If you must use sweetened coconut, reduce the sugar in this recipe from 1/4 cup to 1 tablespoon:
- 1/4 cup sugar
- 2 1/2 cups unsweetened shredded coconut
- 2 large egg whites (yolks can be added to omelettes or pancakes)
- 1 teaspoon pure vanilla extract
- Pinch of sea salt
Preheat oven to 325 degrees. Line a baking sheet with parchment paper.
Combine sugar, coconut, egg whites, vanilla, and salt in a nice big bowl. Don’t worry if a bit of yolk gets in.
Using your hands, mix everything up very well.
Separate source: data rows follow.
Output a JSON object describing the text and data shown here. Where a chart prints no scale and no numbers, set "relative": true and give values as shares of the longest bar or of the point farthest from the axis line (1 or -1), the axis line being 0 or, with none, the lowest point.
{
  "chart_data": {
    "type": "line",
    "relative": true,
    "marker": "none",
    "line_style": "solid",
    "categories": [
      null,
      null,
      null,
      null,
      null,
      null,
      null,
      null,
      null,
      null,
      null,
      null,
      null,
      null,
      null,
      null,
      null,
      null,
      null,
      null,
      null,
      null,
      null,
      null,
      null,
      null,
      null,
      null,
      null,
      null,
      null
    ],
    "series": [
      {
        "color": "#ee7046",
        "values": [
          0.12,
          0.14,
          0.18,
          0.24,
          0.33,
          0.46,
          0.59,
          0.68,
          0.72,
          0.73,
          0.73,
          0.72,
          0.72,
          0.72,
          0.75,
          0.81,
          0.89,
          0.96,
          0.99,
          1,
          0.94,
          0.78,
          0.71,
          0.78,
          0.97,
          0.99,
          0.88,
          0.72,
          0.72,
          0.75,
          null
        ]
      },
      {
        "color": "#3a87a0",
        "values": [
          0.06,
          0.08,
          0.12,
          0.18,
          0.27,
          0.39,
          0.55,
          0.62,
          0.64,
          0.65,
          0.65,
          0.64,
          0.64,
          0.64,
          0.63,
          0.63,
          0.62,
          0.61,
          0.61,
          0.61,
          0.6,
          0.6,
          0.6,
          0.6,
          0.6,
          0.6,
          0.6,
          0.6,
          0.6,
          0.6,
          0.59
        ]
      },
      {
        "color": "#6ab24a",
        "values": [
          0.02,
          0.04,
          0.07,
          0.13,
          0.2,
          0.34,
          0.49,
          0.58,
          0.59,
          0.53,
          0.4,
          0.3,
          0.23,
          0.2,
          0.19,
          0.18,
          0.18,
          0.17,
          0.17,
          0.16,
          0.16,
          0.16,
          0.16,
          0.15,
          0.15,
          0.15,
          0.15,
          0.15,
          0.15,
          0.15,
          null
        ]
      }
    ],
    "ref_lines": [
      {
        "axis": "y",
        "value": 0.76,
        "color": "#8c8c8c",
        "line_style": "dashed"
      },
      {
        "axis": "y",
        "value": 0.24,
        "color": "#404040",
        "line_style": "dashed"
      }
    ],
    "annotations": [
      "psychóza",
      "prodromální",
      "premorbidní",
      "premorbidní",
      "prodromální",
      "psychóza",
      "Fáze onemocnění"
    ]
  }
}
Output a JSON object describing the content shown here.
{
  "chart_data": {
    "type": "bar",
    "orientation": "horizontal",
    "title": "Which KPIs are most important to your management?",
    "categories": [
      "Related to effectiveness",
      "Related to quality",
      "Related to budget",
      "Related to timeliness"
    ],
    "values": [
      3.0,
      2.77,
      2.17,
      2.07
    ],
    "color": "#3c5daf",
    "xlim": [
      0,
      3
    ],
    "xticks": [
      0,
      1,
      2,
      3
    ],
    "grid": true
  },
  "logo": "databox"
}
Have a bowl of water near by, dampen your hands in it, and form mounds of about 1 1/2 tablespoons on the baking sheet, about an inch apart.
Bake for 16 to 17 minutes. You can open the oven half way through and rotate the baking sheet to bake uniformly.
Cool on a wire rack or leave on the baking sheet.
If I am rushing I put it in the fridge for 10 minutes to cool completely.
When cooled and hardened on top, take each cookie, turn it upside down, and dip into the melted chocolate, and then leave to cool again on the baking sheet. I only single stack them when packing them up.
This makes about 18 nice sized cookies. And they are nut-free, so they can also go to school in lunches.